I have always loved a well-bulleted to do list. Now they are energizing in a different way in that they keep me a bit more grounded. It’s a very difficult time to stay mindful and in the present (read focused). Getting sucked into dissociative behaviors, like checking Facebook…again, can be an enormous time and energy suck. My to do list has evolved from the pre-pandemic scribble on a loose paper to an all out structured thing of OCD beauty. I suggest using actual paper to others, too, because a tangible object with texture and that you interact with is yet another grounding mechanism. And, when we’re grounded, we’re present, and when we’re present we’re productive.
The thing about my new list is I’ll throw in simple things that, when checked off, still satiate that itch to feel even small amounts of accomplishment. Right under ‘finish term paper’ I’ll have ‘take out recycling’ and crossing either out is just as satisfying as the next. These little wins are like a recharge to keep moving. Another way I get energy from the list is breaking up the big items into small chunks. If I can’t check something off for hours, I’ll likely lose interest in following through with the rest of the list, then it gets stacked onto the next day. And,between list items, add in some words of encouragement or intentions.
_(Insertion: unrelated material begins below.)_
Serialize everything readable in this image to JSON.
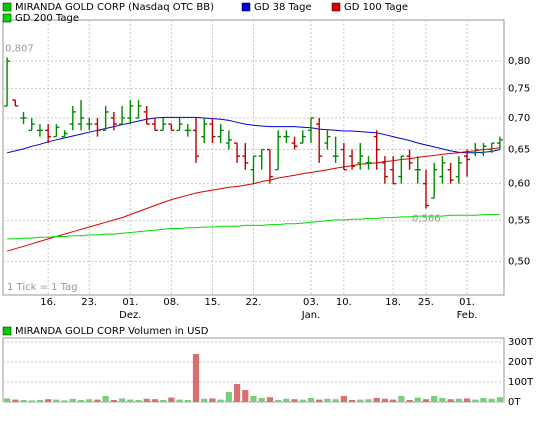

Right before a big item, write in “I want to feel proud of myself today.” I’d bet that next task is done with a little more effort and won’t feel as draining. These things might sound trite, but they work.
You don’t need an app or a complicated planner, people tend to abandon those anyway. I think keeping it mega simple is valuable in that there’s no fussiness in making the thing. Your attention and effort shouldn’t be exhausted on planning your day anyway. Grab a random paper, write some stuff on it, then shove it in your pocket to have it with you all day. Save the energy.